Set up the cache zone

Everything starts with proxy_cache_path. This lives in the http block, not inside a server, because the cache is shared across all your virtual hosts.

proxy_cache_path /var/cache/nginx/proxy
    levels=1:2
    keys_zone=app_cache:50m
    max_size=2g
    inactive=60m
    use_temp_path=off;

keys_zone=app_cache:50m reserves 50MB of shared memory for cache keys and metadata — roughly 400k entries — not the cached bodies, which go on disk under max_size=2g. inactive=60m evicts anything not requested in an hour regardless of its validity. use_temp_path=off writes directly into the cache directory instead of staging through a temp dir, which avoids a needless cross-filesystem copy.

This is exactly the kind of thing AI is good at explaining. I pasted the raw directive and asked what each parameter controlled and what happens when max_size is hit. The answer correctly described the LRU-style eviction the cache manager performs. But “sounds right” is not “is right” — I still confirmed the behavior against the official directive docs before shipping.

Wire it into a location

server {
    listen 443 ssl;
    server_name app.example.com;

    location /api/ {
        proxy_pass http://backend;
        proxy_cache app_cache;
        proxy_cache_key "$scheme$request_method$host$request_uri";
        proxy_cache_valid 200 301 302 10m;
        proxy_cache_valid 404 1m;

        add_header X-Cache-Status $upstream_cache_status always;
    }
}

The proxy_cache_key is the single most important line here, and it’s where AI reasoning genuinely helps. The default key omits things you might care about and includes things you might not. Ask the assistant to reason through it:

Prompt: “My NGINX proxy_cache_key is $scheme$request_method$host$request_uri. The same URL returns different JSON depending on an Accept-Language header. What’s wrong with my cache key, and what’s the risk if I leave it?”

A good answer points out that two clients requesting the same URL with different Accept-Language values will collide on one cache entry — whoever populates it first wins, and everyone else gets the wrong language. The fix is to fold the varying input into the key, e.g. append $http_accept_language. The assistant can spot that class of bug instantly. What it cannot do is know which headers actually vary your responses — that’s your domain knowledge, and getting the key wrong means silently serving wrong content to real users. Validate it.

The X-Cache-Status header is your debugger

$upstream_cache_status is the difference between guessing and knowing. Add it as a header and inspect with curl:

curl -sI https://app.example.com/api/widgets | grep -i x-cache-status

You’ll see one of MISS, HIT, EXPIRED, STALE, UPDATING, REVALIDATED, or BYPASS. The first request to a fresh key is MISS; the next, within the valid window, is HIT. Hit this in a loop and watch it flip:

for i in 1 2 3; do
  curl -sI https://app.example.com/api/widgets \
    | grep -i x-cache-status
done

If every request says MISS, your cache key is varying when you didn’t intend it to (a Set-Cookie from the upstream, a no-store Cache-Control, a query param ordering issue). If it says HIT for a user who should see personalized data, your bypass rules are broken. Either way the header tells you the truth — don’t trust the AI’s mental model of your traffic, trust this.

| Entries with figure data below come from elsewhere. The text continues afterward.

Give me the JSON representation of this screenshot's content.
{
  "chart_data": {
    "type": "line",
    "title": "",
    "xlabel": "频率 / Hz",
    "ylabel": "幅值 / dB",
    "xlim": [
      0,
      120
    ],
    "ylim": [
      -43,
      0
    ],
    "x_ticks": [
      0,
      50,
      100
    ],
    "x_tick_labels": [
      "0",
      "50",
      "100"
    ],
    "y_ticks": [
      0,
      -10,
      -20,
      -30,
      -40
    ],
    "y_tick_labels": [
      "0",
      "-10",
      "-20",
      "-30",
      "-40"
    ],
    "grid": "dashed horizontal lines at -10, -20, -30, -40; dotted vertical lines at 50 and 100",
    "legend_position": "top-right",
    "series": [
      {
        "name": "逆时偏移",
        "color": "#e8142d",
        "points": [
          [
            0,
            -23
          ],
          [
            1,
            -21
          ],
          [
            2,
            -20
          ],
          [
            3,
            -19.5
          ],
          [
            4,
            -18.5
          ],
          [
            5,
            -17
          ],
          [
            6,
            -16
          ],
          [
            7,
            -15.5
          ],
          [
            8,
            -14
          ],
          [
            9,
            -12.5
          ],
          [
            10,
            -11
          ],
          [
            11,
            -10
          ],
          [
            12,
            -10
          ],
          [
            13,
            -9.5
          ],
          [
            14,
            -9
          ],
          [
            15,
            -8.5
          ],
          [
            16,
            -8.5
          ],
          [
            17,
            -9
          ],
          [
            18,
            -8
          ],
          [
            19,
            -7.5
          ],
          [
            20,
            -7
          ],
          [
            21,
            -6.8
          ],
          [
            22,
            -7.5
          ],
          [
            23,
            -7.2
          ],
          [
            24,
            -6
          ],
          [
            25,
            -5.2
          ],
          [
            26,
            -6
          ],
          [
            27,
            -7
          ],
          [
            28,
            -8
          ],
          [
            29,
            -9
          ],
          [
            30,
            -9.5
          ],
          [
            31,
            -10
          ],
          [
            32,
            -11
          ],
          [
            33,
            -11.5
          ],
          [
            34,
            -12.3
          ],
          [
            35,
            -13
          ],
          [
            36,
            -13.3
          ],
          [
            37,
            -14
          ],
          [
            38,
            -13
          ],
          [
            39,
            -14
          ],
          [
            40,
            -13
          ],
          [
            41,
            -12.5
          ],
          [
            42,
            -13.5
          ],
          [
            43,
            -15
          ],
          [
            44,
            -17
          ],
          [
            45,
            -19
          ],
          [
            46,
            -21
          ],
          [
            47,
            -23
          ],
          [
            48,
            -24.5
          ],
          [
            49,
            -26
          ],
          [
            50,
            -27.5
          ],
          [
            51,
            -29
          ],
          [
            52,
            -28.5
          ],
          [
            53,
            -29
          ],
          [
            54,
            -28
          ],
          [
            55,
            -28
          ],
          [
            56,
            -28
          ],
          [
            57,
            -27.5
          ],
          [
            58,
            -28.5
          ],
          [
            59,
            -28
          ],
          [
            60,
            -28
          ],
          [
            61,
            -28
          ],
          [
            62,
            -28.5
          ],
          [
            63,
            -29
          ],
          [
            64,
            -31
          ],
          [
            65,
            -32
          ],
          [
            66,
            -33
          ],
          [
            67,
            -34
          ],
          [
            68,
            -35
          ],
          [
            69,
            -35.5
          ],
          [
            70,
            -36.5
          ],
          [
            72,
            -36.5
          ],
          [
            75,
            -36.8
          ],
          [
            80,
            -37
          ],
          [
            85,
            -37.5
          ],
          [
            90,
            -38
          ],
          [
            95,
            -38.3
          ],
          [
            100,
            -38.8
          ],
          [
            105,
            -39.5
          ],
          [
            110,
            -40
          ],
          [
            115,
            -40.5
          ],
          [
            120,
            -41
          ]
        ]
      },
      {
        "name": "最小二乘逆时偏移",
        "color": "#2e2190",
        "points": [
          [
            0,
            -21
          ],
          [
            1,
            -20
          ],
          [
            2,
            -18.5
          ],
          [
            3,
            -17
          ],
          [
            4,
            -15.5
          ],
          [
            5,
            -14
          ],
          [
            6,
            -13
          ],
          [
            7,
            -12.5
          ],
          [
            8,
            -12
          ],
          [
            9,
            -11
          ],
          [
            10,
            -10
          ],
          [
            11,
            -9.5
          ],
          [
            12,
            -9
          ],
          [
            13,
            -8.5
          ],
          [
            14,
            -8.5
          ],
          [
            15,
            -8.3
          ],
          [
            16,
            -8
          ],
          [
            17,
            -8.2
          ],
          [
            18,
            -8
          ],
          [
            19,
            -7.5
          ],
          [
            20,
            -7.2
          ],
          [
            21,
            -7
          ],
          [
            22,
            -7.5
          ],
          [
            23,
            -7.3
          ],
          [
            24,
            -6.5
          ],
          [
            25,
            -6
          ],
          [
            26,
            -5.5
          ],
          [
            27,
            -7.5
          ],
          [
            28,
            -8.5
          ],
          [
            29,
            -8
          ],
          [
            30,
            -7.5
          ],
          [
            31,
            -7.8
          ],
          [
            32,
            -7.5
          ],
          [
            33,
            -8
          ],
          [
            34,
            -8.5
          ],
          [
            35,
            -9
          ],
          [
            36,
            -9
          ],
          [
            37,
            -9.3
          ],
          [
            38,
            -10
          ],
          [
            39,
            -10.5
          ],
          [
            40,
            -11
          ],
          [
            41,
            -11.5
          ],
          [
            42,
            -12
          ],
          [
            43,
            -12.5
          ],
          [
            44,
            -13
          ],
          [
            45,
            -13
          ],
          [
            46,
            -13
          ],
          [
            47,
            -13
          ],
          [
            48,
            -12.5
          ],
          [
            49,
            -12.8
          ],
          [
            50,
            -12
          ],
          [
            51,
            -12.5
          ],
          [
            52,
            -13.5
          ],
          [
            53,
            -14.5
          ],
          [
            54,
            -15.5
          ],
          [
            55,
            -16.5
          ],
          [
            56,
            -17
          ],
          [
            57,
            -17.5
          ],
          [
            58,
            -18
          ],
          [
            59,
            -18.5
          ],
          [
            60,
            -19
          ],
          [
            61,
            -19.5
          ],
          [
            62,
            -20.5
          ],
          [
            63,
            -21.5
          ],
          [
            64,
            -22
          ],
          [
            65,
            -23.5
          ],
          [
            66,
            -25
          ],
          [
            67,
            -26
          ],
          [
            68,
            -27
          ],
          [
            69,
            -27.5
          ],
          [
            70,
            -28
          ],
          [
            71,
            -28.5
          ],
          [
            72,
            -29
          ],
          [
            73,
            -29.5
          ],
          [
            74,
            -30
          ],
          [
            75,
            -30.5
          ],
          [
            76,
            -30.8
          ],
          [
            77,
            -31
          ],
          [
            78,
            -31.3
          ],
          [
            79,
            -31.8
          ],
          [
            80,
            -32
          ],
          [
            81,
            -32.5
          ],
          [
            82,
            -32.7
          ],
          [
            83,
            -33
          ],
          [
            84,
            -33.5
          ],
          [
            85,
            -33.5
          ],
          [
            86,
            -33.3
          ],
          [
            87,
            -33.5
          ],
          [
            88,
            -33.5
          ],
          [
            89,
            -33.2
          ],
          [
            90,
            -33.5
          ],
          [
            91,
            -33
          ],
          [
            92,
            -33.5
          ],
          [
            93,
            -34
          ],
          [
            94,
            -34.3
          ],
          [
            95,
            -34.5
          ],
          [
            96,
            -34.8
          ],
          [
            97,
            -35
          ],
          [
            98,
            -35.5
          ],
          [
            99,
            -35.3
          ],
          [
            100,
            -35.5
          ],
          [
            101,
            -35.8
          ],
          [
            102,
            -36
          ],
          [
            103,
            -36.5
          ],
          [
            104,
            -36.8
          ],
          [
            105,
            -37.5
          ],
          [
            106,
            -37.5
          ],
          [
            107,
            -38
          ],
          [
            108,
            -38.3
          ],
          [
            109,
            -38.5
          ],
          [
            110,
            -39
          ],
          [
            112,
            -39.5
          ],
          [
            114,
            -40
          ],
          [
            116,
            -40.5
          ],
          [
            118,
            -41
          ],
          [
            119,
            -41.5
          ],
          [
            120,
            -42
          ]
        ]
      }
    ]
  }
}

Microcaching: 1 second is not zero

The trick that saved us on that JSON endpoint: cache “dynamic” content for one second. At a few thousand req/s, a 1-second TTL collapses thousands of identical origin hits into one, while no user ever sees data more than a second stale. That’s a trade most product owners will happily take once you frame it that way.

location /api/feed {
    proxy_pass http://backend;
    proxy_cache app_cache;
    proxy_cache_key "$scheme$request_method$host$request_uri";

    proxy_cache_valid 200 1s;

    proxy_cache_use_stale error timeout updating
                          http_500 http_502 http_503 http_504;
    proxy_cache_lock on;

    add_header X-Cache-Status $upstream_cache_status always;
}

Two directives make microcaching production-grade. proxy_cache_lock on ensures that when an entry expires, only one request goes to the origin to refresh it while the others wait — no thundering herd. proxy_cache_use_stale ... updating lets NGINX serve the slightly-stale cached copy while that single request refreshes in the background, so latency stays flat. Adding http_500 http_502 http_503 http_504 means if your origin falls over, users keep getting the last good cached response instead of an error page. That last clause has saved more weekends than I can count.

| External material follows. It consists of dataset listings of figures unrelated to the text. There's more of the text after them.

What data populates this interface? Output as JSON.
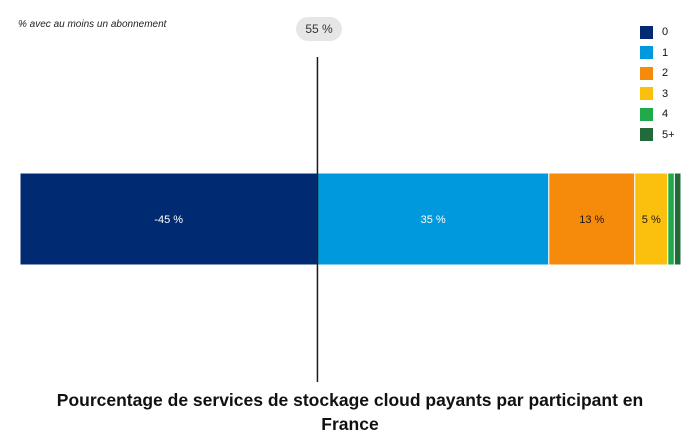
{
  "chart_data": {
    "type": "bar",
    "orientation": "horizontal-stacked-diverging",
    "title": "Pourcentage de services de stockage cloud payants par participant en France",
    "subtitle": "% avec au moins un abonnement",
    "reference": {
      "label": "55 %",
      "value": 55
    },
    "series": [
      {
        "name": "0",
        "value": -45,
        "label": "-45 %",
        "color": "#002b73"
      },
      {
        "name": "1",
        "value": 35,
        "label": "35 %",
        "color": "#0099dd"
      },
      {
        "name": "2",
        "value": 13,
        "label": "13 %",
        "color": "#f58a0b"
      },
      {
        "name": "3",
        "value": 5,
        "label": "5 %",
        "color": "#fbbf0e"
      },
      {
        "name": "4",
        "value": 1,
        "label": "",
        "color": "#1faa4b"
      },
      {
        "name": "5+",
        "value": 1,
        "label": "",
        "color": "#216b3a"
      }
    ],
    "xlim": [
      -45,
      55
    ],
    "legend_position": "top-right"
  }
}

This is stale-while-revalidate behavior, and it’s exactly where I lean on AI to talk through edge cases — “if the origin returns a 500 during a refresh, does the client see the stale copy or the 500?” — but I confirm the answer by actually killing the upstream in staging and watching X-Cache-Status go STALE. The reasoning is a hypothesis; the curl is the test.

Don’t cache logged-in users

The cardinal sin of proxy caching is serving one user’s authenticated response to everyone else. If your app sets a session cookie, exclude those requests:

map $http_cookie $no_cache {
    default          0;
    "~*sessionid="   1;
}

location /api/ {
    proxy_pass http://backend;
    proxy_cache app_cache;
    proxy_cache_key "$scheme$request_method$host$request_uri";
    proxy_cache_valid 200 10m;

    proxy_cache_bypass $no_cache;
    proxy_no_cache     $no_cache;

    add_header X-Cache-Status $upstream_cache_status always;
}

proxy_cache_bypass means “don’t read from cache for this request — go to the origin.” proxy_no_cache means “don’t write this response to cache.” You almost always want both set to the same condition. Here a map flips $no_cache to 1 whenever a sessionid= cookie is present, so authenticated traffic skips the cache entirely in both directions. Verify it with a cookie:

curl -sI https://app.example.com/api/widgets \
  -H 'Cookie: sessionid=abc123' | grep -i x-cache-status
# expect: X-Cache-Status: BYPASS

A real BYPASS there is your proof the personalization carve-out works. This is the highest-stakes check in the whole setup, so I never delegate the verdict to the model — I run the curl myself, with and without the cookie, and confirm BYPASS versus HIT.

Validate before you reload

Never reload on a hope. Test the config, then reload gracefully so in-flight connections drain:

sudo nginx -t && sudo nginx -s reload

nginx -t parses the full config and catches syntax errors, bad paths, and missing directives before they touch a live worker. If it prints syntax is ok and test is successful, the reload is safe. If the AI-drafted config has a typo or references a zone you never defined, this is where it surfaces — which is the whole point of keeping a human and nginx -t between the model’s output and production.

Where AI fits, and where it doesn’t

The division of labor that works for me: AI drafts the directives and explains the trade-offs faster than I’d reconstruct them from memory, especially the proxy_cache_use_stale matrix and cache-key reasoning. I own everything that determines correctness — which headers vary the response, which cookies mean “do not cache,” what stale window the product can tolerate, and whether the hit rate I’m seeing in X-Cache-Status matches the load I expected. If you want a starting point, the prompts library has a few I use for caching reviews, and there’s more NGINX material under AI for NGINX.

Ship the config, but earn the cache. Run the curl loop, watch the status header, kill the upstream in staging once to see STALE fire, and only then call it done. The AI gives you a strong first draft in a tenth of the time. The validation is still yours.